Un film matricielle sur la jeunesse et ses idéaux, qui restitue avec pas mal d'acuité une période post-68 avec des lycéens voulant faire bouger les choses mais confronter aussi à leurs propres limites. On a donc droit à pas mal de portraits de différents jeunes aux caractéristiques très marquées certes mais qui sont aussi parfois nuancées au détour d'une scène, d'un plan ou d'une réplique. Naviguant entre passé et présent, le film est un voyage chargé de nostalgie mais qui est aussi porteur d'espoirs, parfois déçus, sur une bande de potes. Le ton est assez juste quoique parfois trop bobo et centré sur Paris, les acteurs sont par contre tous excellents (sauf peut être R. Duris qui cabotine à plein régime pendant les 3/4 de ses scènes) et surtout, C. Klapisch s'affirme déjà comme un cinéaste au style bien établi, avec son goût pour les cadres dans le cadre et sa façon de sublimer le quotidien. Un film générationnel assez réussi donc, sympathique à voir. D'autres critiques sur
Dialogues et scènes inutiles. Je l'ai vu il y a 10 ou 15 ans. J'ai voulu le revoir car on le dit culte. Ma première impression était la bonne : Je n'ai pas aimé la première fois, toujours pas la deuxième. C'est ennuyeux et futil malgré le talent certain du comédien Romain Duris. Le film appartient à une génération et une époque. Il est figé dedans et n'en sortira pas, selon moi.

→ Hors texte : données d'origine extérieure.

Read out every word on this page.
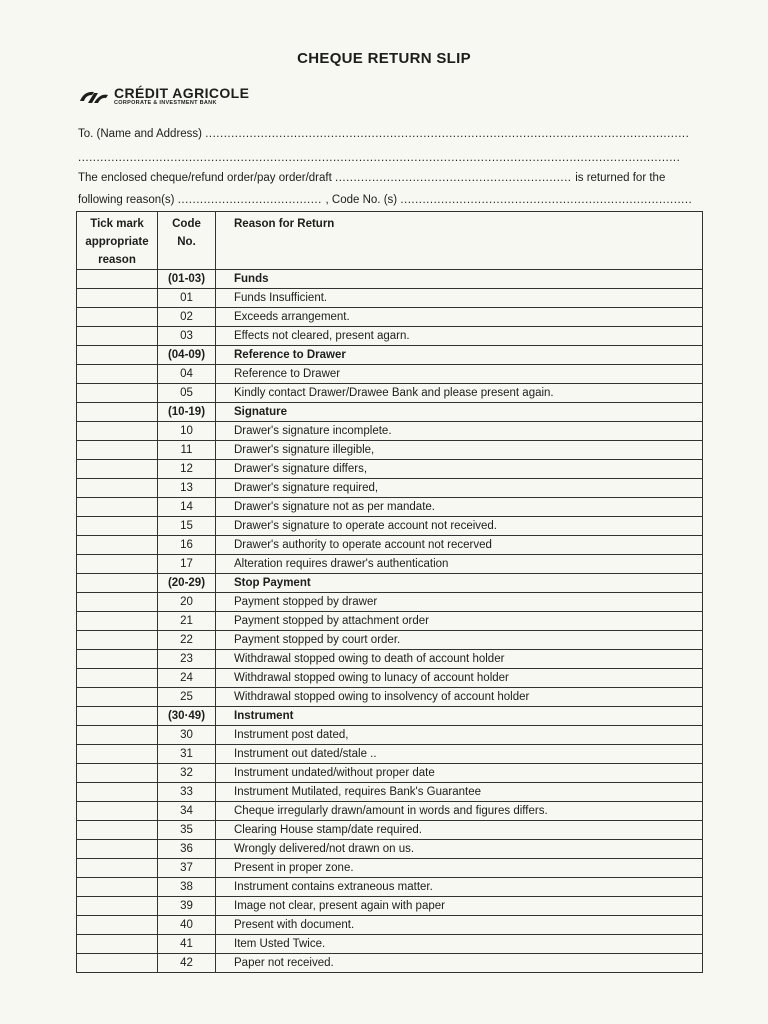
CHEQUE RETURN SLIP
CRÉDIT AGRICOLE
CORPORATE & INVESTMENT BANK
To. (Name and Address) ...................................................................................................................................
...................................................................................................................................................................
The enclosed cheque/refund order/pay order/draft ................................................................ is returned for the
following reason(s) ....................................... , Code No. (s) ...............................................................................
Tick mark appropriate reason	Code No.	Reason for Return
	(01-03)	Funds
	01	Funds Insufficient.
	02	Exceeds arrangement.
	03	Effects not cleared, present agarn.
	(04-09)	Reference to Drawer
	04	Reference to Drawer
	05	Kindly contact Drawer/Drawee Bank and please present again.
	(10-19)	Signature
	10	Drawer's signature incomplete.
	11	Drawer's signature illegible,
	12	Drawer's signature differs,
	13	Drawer's signature required,
	14	Drawer's signature not as per mandate.
	15	Drawer's signature to operate account not received.
	16	Drawer's authority to operate account not recerved
	17	Alteration requires drawer's authentication
	(20-29)	Stop Payment
	20	Payment stopped by drawer
	21	Payment stopped by attachment order
	22	Payment stopped by court order.
	23	Withdrawal stopped owing to death of account holder
	24	Withdrawal stopped owing to lunacy of account holder
	25	Withdrawal stopped owing to insolvency of account holder
	(30·49)	Instrument
	30	Instrument post dated,
	31	Instrument out dated/stale ..
	32	Instrument undated/without proper date
	33	Instrument Mutilated, requires Bank's Guarantee
	34	Cheque irregularly drawn/amount in words and figures differs.
	35	Clearing House stamp/date required.
	36	Wrongly delivered/not drawn on us.
	37	Present in proper zone.
	38	Instrument contains extraneous matter.
	39	Image not clear, present again with paper
	40	Present with document.
	41	Item Usted Twice.
	42	Paper not received.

"Le péril jeune" est le troisième long-métrage de Cédric Klapisch et ça se voit! Si vous n'aimez pas le travail de Klapisch vous n'allez pas aimer ce film. En effet, on retrouve ici les thèmes favoris du réalisateur comme la jeunesse (avec de la drogue et du sexe), la liberté, l'étranger, etc. Alors quoi penser de ce film? C'est, il est vrai, un film très caricatural: les squatteurs sont des étrangers drogués et qui forniquent partout, les femmes françaises sont des féministes et l'adolescent est anarchistes. Néanmoins, le film reste beau et pourrait montrer aujourd'hui une certaine nostalgie de la jeunesse des années 90 où la liberté était visible mais en "péril". C'est donc ça qui sauve le film. A voir? Oui, car cela reste un film culte de la dernière décennie du 20ème siècle qui est connu et reconnu comme une décennie vide dans les œuvres du 7ème art.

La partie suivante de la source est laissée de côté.